А ведь маг отлично знает, как она зависит от его присутствия. Специально, небось, издевается!
Неизвестно, какой приём Герек ожидал, но вряд ли он мог предположить, что стоит ему переступить порог, как ему в лицо полетит большой кусок хлеба.
Уроки Карсага не прошли даром — парень увернулся от хлеба быстрее, чем сообразил, что это такое.
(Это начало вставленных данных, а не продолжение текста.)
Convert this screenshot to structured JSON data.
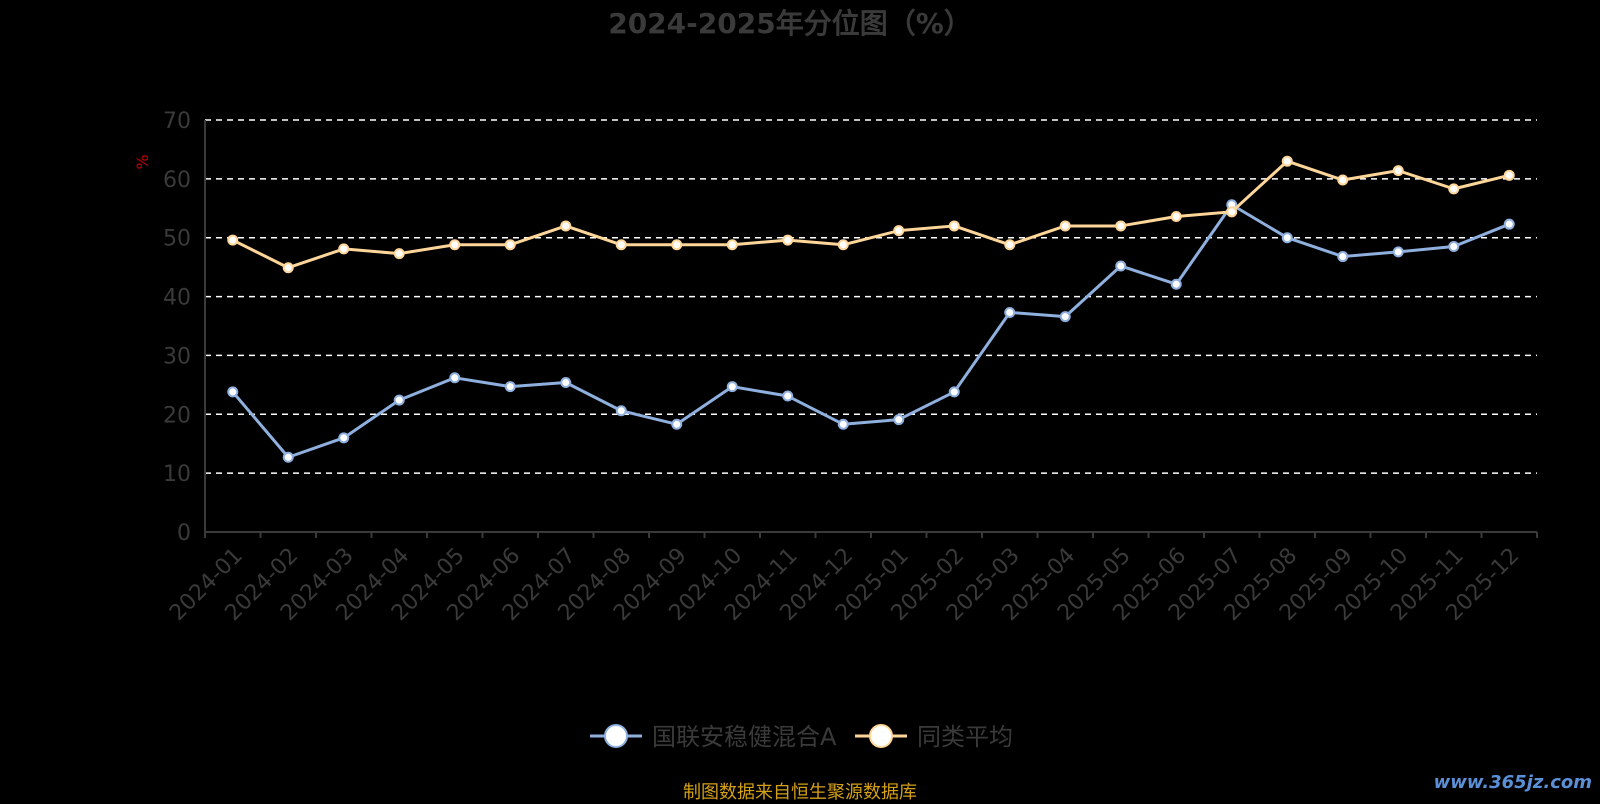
{
  "chart_data": {
    "type": "line",
    "title": "2024-2025年分位图（%）",
    "ylabel": "%",
    "ylim": [
      0,
      70
    ],
    "yticks": [
      0,
      10,
      20,
      30,
      40,
      50,
      60,
      70
    ],
    "grid": true,
    "legend_position": "bottom",
    "categories": [
      "2024-01",
      "2024-02",
      "2024-03",
      "2024-04",
      "2024-05",
      "2024-06",
      "2024-07",
      "2024-08",
      "2024-09",
      "2024-10",
      "2024-11",
      "2024-12",
      "2025-01",
      "2025-02",
      "2025-03",
      "2025-04",
      "2025-05",
      "2025-06",
      "2025-07",
      "2025-08",
      "2025-09",
      "2025-10",
      "2025-11",
      "2025-12"
    ],
    "series": [
      {
        "name": "国联安稳健混合A",
        "color": "#8fb0de",
        "values": [
          23.8,
          12.7,
          16.0,
          22.4,
          26.2,
          24.7,
          25.4,
          20.6,
          18.3,
          24.7,
          23.1,
          18.3,
          19.1,
          23.8,
          37.3,
          36.6,
          45.2,
          42.1,
          55.6,
          50.0,
          46.8,
          47.6,
          48.5,
          52.3
        ]
      },
      {
        "name": "同类平均",
        "color": "#ffd699",
        "values": [
          49.6,
          44.9,
          48.1,
          47.3,
          48.8,
          48.8,
          52.0,
          48.8,
          48.8,
          48.8,
          49.6,
          48.8,
          51.2,
          52.0,
          48.8,
          52.0,
          52.0,
          53.6,
          54.4,
          63.0,
          59.8,
          61.4,
          58.3,
          60.6
        ]
      }
    ]
  },
  "footer": {
    "source": "制图数据来自恒生聚源数据库",
    "watermark": "www.365jz.com"
  },
  "colors": {
    "background": "#000000",
    "axis_text": "#3a3a3a",
    "grid": "#ffffff",
    "source_text": "#d4a017"
  }
}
Искреннее удивление на его лице слегка охладило Элью; да ещё вдруг вспомнилось, что она — выпускница королевской школы-приюта, и истерика ей не к лицу. Поэтому из всей той речи, которая пронеслась в её мыслях, Элья озвучила единственное:
— Т-ты…
Больше говорить она не могла. Взглядом, способным прожечь дыры в одном из старых кресел, стоявших здесь же, в гостиной, Элья следила за тем, как Герек, напустив на себя невозмутимость — он не был в школе-приюте, но зато рос в семье с фамилией — спокойно проходит на кухню и бросает на стол какой-то желтоватый свёрток. В его руках осталась газета. Он сел за стол и развернул её до того резким движением, что получившийся звук можно было бы определить как «крик бумаги». На открытой полке, в хлебнице, кричал рваный хлеб, разевая мягкую пасть на брошенную рядом скомканную салфетку, которая ещё так недавно уютно накрывала его. И сам буфет, чьи грубые линии делали его похожим на огромную распахнутую пасть, тоже безмолвно вопил о чём-то своём, буфетном. Возможно, об одиночестве, на которое он обречён, и о старых хозяевах, при которых, вероятно, здесь царила совсем другая атмосфера…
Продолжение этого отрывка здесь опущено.